Para 2027, as projeções apresentaram poucas alterações em relação à semana anterior.
A principal mudança ocorreu na estimativa para o PIB. A previsão de crescimento da economia passou de 1,57% para 1,52%.
Por outro lado, a projeção para a inflação permaneceu em 4,22%. O mercado também manteve a expectativa de dólar a R$ 5,28 e de Selic em 12% ao ano.
Para 2028, as projeções também permaneceram estáveis. O mercado estima inflação de 3,80%, crescimento de 2% para o PIB, dólar em R$ 5,30 e taxa Selic em 10,50%.
Por que os juros influenciam a inflação?
O Banco Central utiliza a taxa Selic como principal instrumento de política monetária para tentar controlar a inflação.
Quando os juros permanecem elevados, o crédito fica mais caro. Com isso, consumidores e empresas tendem a reduzir a contratação de financiamentos e empréstimos. Esse movimento pode diminuir o ritmo da atividade econômica e contribuir para conter a pressão sobre os preços.

Por outro lado, quando o Banco Central reduz os juros, o crédito tende a ficar mais acessível. Dessa forma, a medida pode estimular o consumo e os investimentos.
A decisão sobre a Selic, portanto, considera as projeções para a inflação e outros indicadores da economia.
Selic caiu para 14% em agosto
Na última reunião do Comitê de Política Monetária (Copom), encerrada em 5 de agosto, o Banco Central reduziu a Selic em 0,25 ponto percentual. A taxa passou de 14,25% para 14% ao ano.
Esse foi o quarto corte consecutivo dos juros básicos da economia.
Segundo o Banco Central, a decisão faz parte da estratégia de levar a inflação em direção à meta nos próximos períodos. O Copom também afirmou que a política monetária busca contribuir para a estabilidade dos preços, reduzir oscilações da atividade econômica e favorecer o emprego.
No cenário internacional, o comitê apontou a necessidade de cautela diante das incertezas relacionadas aos conflitos no Oriente Médio e à condução da política monetária nas principais economias.

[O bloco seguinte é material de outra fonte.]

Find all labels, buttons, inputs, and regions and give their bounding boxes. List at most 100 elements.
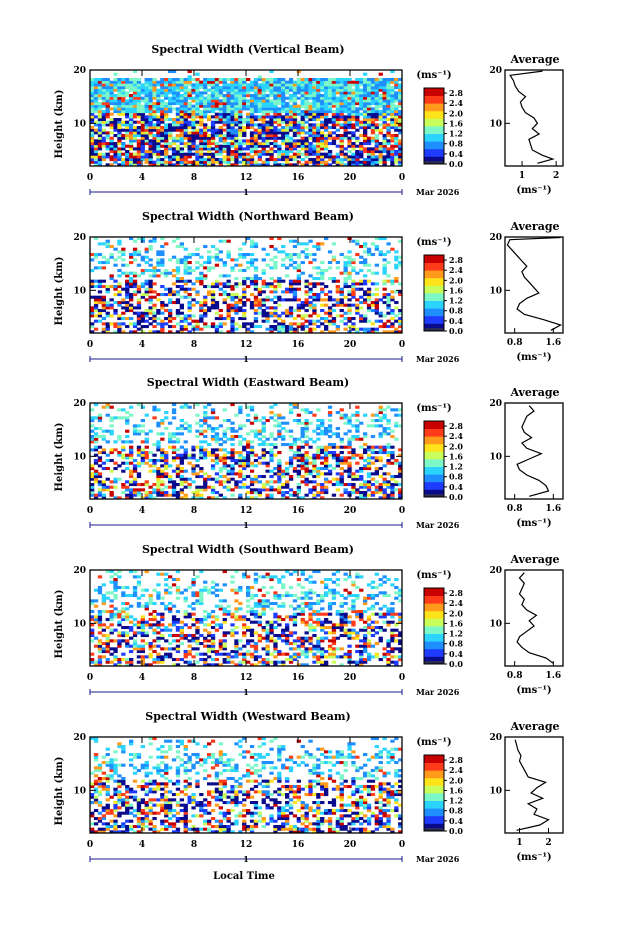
heatmap-cell [398, 319, 403, 323]
heatmap-cell [386, 330, 391, 334]
heatmap-cell [187, 301, 192, 305]
heatmap-cell [249, 158, 255, 162]
heatmap-cell [175, 493, 181, 497]
heatmap-cell [359, 483, 364, 487]
heatmap-cell [316, 96, 321, 100]
heatmap-cell [257, 488, 262, 492]
heatmap-cell [168, 311, 173, 315]
heatmap-cell [355, 298, 360, 302]
heatmap-cell [394, 118, 399, 122]
heatmap-cell [148, 282, 153, 286]
heatmap-cell [398, 317, 403, 321]
heatmap-cell [140, 142, 145, 146]
heatmap-cell [93, 472, 99, 476]
heatmap-cell [265, 86, 270, 90]
heatmap-cell [121, 163, 126, 167]
heatmap-cell [288, 309, 294, 313]
heatmap-cell [288, 139, 294, 143]
heatmap-cell [351, 437, 356, 441]
heatmap-cell [308, 461, 313, 465]
heatmap-cell [359, 120, 364, 124]
heatmap-cell [121, 287, 126, 291]
heatmap-cell [156, 142, 161, 146]
heatmap-cell [339, 314, 344, 318]
heatmap-cell [359, 469, 364, 473]
heatmap-cell [300, 94, 305, 98]
heatmap-cell [249, 330, 255, 334]
heatmap-cell [273, 163, 278, 167]
heatmap-cell [210, 147, 216, 151]
heatmap-cell [257, 480, 262, 484]
heatmap-cell [253, 107, 259, 111]
heatmap-cell [327, 445, 333, 449]
heatmap-cell [195, 107, 200, 111]
colorbar-segment [424, 464, 444, 467]
heatmap-cell [148, 83, 153, 87]
heatmap-cell [230, 123, 235, 127]
heatmap-cell [343, 271, 348, 275]
heatmap-cell [144, 126, 149, 130]
heatmap-cell [191, 319, 196, 323]
heatmap-cell [253, 491, 259, 495]
heatmap-cell [179, 459, 184, 463]
heatmap-cell [374, 102, 379, 106]
heatmap-cell [210, 80, 216, 84]
heatmap-cell [117, 112, 122, 116]
heatmap-cell [195, 413, 200, 417]
heatmap-cell [316, 142, 321, 146]
heatmap-cell [343, 317, 348, 321]
heatmap-cell [347, 136, 352, 140]
heatmap-cell [203, 261, 208, 265]
heatmap-cell [140, 88, 145, 92]
heatmap-cell [312, 160, 317, 164]
colorbar-frame [423, 254, 445, 332]
colorbar-segment [424, 298, 444, 301]
heatmap-cell [257, 126, 262, 130]
heatmap-cell [374, 472, 379, 476]
heatmap-cell [347, 258, 352, 262]
heatmap-cell [105, 285, 110, 289]
heatmap-cell [386, 311, 391, 315]
heatmap-cell [285, 327, 290, 331]
heatmap-cell [277, 464, 282, 468]
heatmap-cell [359, 104, 364, 108]
heatmap-cell [179, 306, 184, 310]
heatmap-cell [347, 445, 352, 449]
heatmap-cell [90, 115, 95, 119]
heatmap-cell [238, 91, 243, 95]
heatmap-cell [183, 261, 188, 265]
heatmap-cell [136, 472, 142, 476]
heatmap-cell [156, 160, 161, 164]
heatmap-cell [281, 258, 286, 262]
heatmap-cell [97, 110, 103, 114]
heatmap-cell [226, 239, 231, 243]
heatmap-cell [339, 163, 344, 167]
heatmap-cell [164, 131, 169, 135]
heatmap-cell [203, 301, 208, 305]
heatmap-cell [117, 155, 122, 159]
heatmap-cell [113, 416, 118, 420]
heatmap-cell [398, 464, 403, 468]
heatmap-cell [168, 287, 173, 291]
heatmap-cell [222, 120, 227, 124]
heatmap-cell [382, 416, 387, 420]
heatmap-cell [363, 160, 368, 164]
heatmap-cell [363, 467, 368, 471]
heatmap-cell [292, 419, 298, 423]
heatmap-cell [398, 78, 403, 82]
heatmap-cell [363, 250, 368, 254]
heatmap-cell [144, 91, 149, 95]
heatmap-cell [304, 411, 309, 415]
heatmap-cell [129, 80, 134, 84]
heatmap-cell [179, 242, 184, 246]
heatmap-cell [253, 311, 259, 315]
heatmap-cell [300, 120, 305, 124]
heatmap-cell [160, 491, 165, 495]
heatmap-cell [386, 279, 391, 283]
heatmap-cell [335, 120, 340, 124]
heatmap-cell [168, 309, 173, 313]
heatmap-cell [269, 298, 274, 302]
heatmap-cell [109, 155, 114, 159]
heatmap-cell [117, 118, 122, 122]
heatmap-cell [285, 147, 290, 151]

No Brasil, o Copom identificou uma desaceleração gradual da atividade econômica. Apesar disso, o mercado de trabalho continua aquecido.
O Banco Central também avaliou que a inflação recente perdeu força. Entretanto, os preços ainda permanecem acima do limite superior da meta, embora os núcleos de inflação tenham apresentado desaceleração.